The schema for a single Product from the Orders table is
{"Category": "mango", "Variety": "from orders", "Packaging": "18kg pallet", "Volume": "1 ton", "Price_per_unit": "1000 $/kg"}.
Once you're finished with the app you can shut everything down by running
docker-compose downAside from the above, there are other improvements that are required to ensure it is production-level. A few of these are highlighted below.
- More test coverage, particularly for CRUD failure paths and edge cases.
- There's definitely some more validation that needs to occur and there's more endpoints that are needed to increase the user experience which I've not really included. There are a few
todo's here and there in the code for some of these. - I have ignored any Auth in this app.

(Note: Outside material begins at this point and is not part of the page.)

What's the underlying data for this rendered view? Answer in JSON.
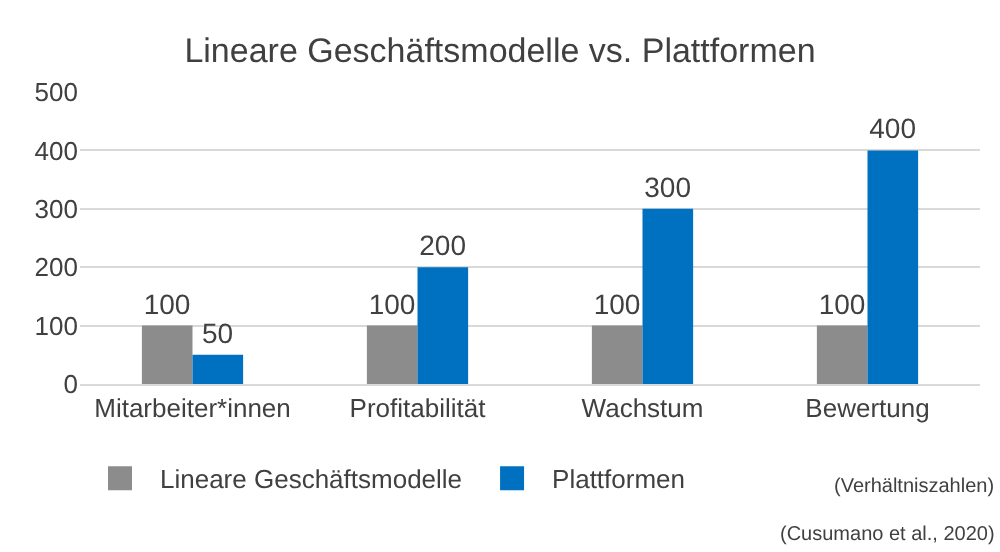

For two reasons, one: I'm not that familiar with auth and I don't have much time to deep dive into it, and two: there isn't any sensitive data being passed around by the app, so it's probably ok with no auth for local usage.
- I've added basic continuous integration but no continuous deployment. Currently, I install python, the poetry environment, perform some code linting, run pytest, and build the docker image. Ideally, we'd want to run a few steps in CI: BUILD-STAGE: build-python, ensure code is of good standard with linters, and build docker images; TEST-STAGE: run python tests and ensure everything works as expected; and the DEPLOY-STAGE: push docker images to some repository e.g. AWS ECR.
- The API app runs locally at the moment but it would be great if it ran in the cloud and was automatically deployed with each successful MR/PR.
- An optional frontend for an easier user experience.